La nomina del rappresentante fiscale, secondo le modalità previste dall’art.17, comma 3, del D.P.R. n.633/1972, è obbligatoria in quanto le cessioni verso l’estero sono territorialmente rilevanti in Italia ai sensi del citato art. 7-bis del D.P.R. n. 633/1972. Infatti, è dall’Italia che i beni partono a destinazione dei clienti di altro Paese UE o extra-UE, per cui la fatturazione e gli ulteriori obblighi “formali” (es. dichiarazione IVA annuale e comunicazione annuale dati IVA) vanno adempiuti secondo le regole previste dalla nostra legislazione.

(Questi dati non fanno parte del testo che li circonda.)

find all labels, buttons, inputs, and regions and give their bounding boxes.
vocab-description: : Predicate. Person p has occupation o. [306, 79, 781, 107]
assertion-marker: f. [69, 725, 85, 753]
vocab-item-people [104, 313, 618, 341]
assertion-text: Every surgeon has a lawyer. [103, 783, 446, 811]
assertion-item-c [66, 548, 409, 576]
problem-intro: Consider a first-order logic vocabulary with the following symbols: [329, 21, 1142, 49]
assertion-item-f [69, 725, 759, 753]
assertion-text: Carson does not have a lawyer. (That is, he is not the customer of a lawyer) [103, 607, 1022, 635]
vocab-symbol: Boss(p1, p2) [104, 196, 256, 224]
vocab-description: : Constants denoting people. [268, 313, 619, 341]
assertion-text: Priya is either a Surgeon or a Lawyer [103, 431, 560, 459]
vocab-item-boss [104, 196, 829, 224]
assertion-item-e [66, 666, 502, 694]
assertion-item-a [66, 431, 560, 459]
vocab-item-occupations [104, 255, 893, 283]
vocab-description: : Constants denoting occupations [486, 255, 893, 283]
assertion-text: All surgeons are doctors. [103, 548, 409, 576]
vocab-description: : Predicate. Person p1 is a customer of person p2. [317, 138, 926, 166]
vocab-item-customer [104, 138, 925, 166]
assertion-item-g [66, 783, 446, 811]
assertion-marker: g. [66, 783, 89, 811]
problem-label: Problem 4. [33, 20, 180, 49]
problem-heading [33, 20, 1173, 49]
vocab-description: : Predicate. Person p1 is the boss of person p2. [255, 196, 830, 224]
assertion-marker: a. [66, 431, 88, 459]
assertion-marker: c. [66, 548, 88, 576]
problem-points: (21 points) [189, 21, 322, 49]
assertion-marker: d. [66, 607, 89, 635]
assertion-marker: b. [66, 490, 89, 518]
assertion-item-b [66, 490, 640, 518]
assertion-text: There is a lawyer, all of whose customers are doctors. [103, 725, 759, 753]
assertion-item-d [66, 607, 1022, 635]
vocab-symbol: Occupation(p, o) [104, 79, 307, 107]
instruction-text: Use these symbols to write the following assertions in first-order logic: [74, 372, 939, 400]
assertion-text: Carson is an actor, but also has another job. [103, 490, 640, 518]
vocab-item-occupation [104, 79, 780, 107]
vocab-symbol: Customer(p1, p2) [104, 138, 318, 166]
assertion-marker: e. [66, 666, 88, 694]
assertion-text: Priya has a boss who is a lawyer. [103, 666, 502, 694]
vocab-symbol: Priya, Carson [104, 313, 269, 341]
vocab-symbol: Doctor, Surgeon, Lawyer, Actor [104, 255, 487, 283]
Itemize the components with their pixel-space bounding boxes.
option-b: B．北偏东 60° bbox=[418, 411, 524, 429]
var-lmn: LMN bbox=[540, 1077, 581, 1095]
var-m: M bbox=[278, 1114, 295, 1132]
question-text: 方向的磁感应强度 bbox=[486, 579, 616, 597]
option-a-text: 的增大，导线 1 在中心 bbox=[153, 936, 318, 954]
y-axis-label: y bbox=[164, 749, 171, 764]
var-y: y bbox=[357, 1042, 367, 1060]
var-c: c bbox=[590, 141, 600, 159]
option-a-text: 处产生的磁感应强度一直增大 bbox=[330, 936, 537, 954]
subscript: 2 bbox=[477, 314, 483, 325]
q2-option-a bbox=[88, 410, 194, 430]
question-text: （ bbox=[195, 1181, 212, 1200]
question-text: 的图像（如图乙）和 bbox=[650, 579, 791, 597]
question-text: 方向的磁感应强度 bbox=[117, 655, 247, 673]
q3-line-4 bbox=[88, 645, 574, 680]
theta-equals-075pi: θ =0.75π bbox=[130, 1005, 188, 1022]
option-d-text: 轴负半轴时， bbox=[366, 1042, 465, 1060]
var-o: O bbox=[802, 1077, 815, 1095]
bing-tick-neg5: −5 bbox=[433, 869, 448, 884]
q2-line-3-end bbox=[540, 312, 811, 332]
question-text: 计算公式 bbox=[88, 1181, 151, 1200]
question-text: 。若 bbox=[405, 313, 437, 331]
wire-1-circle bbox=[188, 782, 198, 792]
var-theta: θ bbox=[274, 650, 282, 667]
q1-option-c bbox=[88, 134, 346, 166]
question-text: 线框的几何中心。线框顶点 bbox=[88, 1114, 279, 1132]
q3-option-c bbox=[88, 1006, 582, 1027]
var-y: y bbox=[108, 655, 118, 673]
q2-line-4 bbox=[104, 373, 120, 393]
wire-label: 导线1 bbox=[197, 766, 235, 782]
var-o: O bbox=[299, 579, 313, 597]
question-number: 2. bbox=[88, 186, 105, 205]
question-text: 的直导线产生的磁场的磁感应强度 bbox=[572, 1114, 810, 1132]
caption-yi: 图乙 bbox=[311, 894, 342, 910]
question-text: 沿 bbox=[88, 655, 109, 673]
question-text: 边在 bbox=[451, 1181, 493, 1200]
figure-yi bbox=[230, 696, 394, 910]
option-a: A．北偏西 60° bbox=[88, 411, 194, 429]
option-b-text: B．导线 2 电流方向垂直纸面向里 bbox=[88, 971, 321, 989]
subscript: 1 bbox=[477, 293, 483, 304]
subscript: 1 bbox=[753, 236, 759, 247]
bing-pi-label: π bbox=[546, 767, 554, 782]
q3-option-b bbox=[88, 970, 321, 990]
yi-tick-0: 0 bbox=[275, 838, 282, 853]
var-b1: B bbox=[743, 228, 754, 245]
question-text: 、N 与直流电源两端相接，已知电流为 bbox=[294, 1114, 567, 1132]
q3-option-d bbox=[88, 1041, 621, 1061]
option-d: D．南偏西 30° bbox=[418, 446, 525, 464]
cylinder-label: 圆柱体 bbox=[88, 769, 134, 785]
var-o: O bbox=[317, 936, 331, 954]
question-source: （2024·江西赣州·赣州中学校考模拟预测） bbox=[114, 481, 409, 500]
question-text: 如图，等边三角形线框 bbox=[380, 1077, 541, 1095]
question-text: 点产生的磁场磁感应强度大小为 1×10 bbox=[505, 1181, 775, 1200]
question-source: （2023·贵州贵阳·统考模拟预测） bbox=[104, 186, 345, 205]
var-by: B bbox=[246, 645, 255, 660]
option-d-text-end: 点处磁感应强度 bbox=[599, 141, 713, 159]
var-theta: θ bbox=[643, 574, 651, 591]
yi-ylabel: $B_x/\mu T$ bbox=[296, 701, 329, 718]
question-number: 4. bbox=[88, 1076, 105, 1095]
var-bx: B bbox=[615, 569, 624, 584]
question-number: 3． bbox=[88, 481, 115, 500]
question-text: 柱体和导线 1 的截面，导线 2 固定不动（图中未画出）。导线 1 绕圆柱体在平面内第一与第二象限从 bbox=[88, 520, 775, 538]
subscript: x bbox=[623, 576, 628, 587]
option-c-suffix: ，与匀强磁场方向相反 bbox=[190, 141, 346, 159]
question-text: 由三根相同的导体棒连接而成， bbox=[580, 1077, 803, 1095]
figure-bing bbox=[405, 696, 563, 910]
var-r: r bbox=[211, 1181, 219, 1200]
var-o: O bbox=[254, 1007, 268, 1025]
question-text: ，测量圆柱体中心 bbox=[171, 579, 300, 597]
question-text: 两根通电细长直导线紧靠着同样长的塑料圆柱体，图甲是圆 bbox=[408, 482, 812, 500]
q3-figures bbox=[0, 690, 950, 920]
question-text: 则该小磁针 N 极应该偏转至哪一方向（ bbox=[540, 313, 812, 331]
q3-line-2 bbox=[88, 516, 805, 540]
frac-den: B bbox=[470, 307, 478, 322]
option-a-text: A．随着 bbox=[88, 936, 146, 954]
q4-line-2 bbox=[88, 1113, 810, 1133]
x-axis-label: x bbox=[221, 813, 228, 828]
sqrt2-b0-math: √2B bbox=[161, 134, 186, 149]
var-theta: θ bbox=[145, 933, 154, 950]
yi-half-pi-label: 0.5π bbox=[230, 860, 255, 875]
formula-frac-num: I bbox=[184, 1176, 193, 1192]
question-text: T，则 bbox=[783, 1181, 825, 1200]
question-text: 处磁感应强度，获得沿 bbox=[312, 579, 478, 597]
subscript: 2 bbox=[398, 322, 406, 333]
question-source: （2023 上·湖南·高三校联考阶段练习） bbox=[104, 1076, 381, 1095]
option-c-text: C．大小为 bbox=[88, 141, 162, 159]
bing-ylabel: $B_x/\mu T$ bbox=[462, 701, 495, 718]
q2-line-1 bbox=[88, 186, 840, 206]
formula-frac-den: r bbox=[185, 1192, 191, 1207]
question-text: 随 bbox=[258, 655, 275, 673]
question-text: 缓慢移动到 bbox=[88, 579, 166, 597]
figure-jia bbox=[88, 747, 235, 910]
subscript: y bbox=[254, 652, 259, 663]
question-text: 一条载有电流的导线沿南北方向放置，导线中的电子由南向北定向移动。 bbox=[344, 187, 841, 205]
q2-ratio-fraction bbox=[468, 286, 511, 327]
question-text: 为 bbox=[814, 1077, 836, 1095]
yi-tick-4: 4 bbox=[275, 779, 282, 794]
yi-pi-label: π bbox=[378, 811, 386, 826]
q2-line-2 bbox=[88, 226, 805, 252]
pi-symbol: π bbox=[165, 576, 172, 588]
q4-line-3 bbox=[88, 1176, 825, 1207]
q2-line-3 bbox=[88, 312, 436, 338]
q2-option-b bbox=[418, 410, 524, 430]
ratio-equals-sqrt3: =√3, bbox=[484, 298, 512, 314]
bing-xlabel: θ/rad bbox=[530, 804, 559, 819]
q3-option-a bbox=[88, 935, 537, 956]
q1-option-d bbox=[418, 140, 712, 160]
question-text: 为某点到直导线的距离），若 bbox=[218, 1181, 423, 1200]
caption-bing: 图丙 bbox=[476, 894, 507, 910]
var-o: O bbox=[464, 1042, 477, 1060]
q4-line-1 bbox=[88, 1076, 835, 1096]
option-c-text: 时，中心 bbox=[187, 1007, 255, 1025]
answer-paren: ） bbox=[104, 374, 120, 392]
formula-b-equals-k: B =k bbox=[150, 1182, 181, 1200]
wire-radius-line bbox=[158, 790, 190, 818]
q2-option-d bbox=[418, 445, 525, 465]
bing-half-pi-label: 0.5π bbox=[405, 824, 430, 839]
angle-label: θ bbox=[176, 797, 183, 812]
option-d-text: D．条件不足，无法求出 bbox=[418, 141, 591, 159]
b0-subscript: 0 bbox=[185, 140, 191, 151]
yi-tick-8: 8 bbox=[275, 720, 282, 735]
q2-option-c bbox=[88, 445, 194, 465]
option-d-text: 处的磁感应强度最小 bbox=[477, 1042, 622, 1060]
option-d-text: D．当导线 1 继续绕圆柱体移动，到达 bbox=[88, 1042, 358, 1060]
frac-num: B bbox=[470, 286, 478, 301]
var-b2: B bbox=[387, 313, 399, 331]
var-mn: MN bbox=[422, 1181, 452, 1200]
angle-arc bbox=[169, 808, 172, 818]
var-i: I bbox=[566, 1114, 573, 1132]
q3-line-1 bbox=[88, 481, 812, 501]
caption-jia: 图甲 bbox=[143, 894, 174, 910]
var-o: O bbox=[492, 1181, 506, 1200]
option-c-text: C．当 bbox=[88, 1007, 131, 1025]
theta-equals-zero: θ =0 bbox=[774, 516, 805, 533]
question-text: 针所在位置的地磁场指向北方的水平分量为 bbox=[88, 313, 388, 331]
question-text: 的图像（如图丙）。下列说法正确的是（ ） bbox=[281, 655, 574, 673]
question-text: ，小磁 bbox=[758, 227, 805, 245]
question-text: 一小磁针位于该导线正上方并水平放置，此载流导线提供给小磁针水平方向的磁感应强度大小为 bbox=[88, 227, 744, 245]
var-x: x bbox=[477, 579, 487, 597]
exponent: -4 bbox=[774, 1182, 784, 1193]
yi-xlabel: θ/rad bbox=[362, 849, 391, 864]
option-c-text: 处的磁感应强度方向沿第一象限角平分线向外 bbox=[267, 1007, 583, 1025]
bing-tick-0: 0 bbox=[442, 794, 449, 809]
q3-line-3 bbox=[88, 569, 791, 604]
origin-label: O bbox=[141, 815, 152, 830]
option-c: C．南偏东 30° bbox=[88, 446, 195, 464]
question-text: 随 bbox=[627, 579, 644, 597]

L’impresa non residente, anche nominando il rappresentante fiscale, si ritrova in una posizione di credito IVA nei confronti dell’Erario italiano in ragione del fatto che l’imposta assolta sugli acquisti non può essere scomputata dall’imposta dovuta sulle cessioni, soggette a reverse charge o al regime di non imponibilità.

Se le cessioni non imponibili registrate nell’anno precedente sono superiori al 20% del volume d’affari realizzato in Italia può essere opportuno che il rappresentante fiscale operi in veste di esportatore abituale, acquistando dai fornitori nazionali senza IVA ex art. 8, comma 1, lett. c), del D.P.R. n. 633/1972.

Tale possibilità, in un primo tempo non ammessa – per i soggetti non residenti – dalla C.M. 8 novembre 1973, n. 70/502886, è stata successivamente riconosciuta dalla R.M. 21 giugno 1999, n. 102/E e ribadita, da ultimo, dalla risoluzione dell’Agenzia delle Entrate 4 agosto 2011, n. 80.

È vero, infatti, che l’art.8, comma 2, del D.P.R. n. 633/1972 limita la qualifica di esportatore abituale ai soggetti “residenti”; tuttavia, tale riferimento deve essere interpretato nel più ampio contesto della normativa IVA, tant’è che l’art.17, comma 3, del D.P.R. n. 633/1972, anche a seguito della riformulazione operata dal D.Lgs. n.18/2010, attribuisce al rappresentante fiscale non solo l’adempimento degli obblighi derivanti dall’applicazione dell’IVA, ma anche l’esercizio dei relativi diritti, tra i quali è certamente compresa la facoltà di acquistare beni o servizi senza imposta con l’utilizzo (e nei limiti) del plafond.

In definitiva, anziché recuperare l’imposta “a credito” in sede di dichiarazione annuale o con il modello TR – possibilità concessa dall’art. 30, comma 3, lett.e), del D.P.R. n. 633/1972 per il rimborso annuale e dall’art.38-bis, comma 2, dello stesso decreto per quello trimestrale – si può evitare tout court l’addebito del tributo assumendo lo status di esportatore abituale.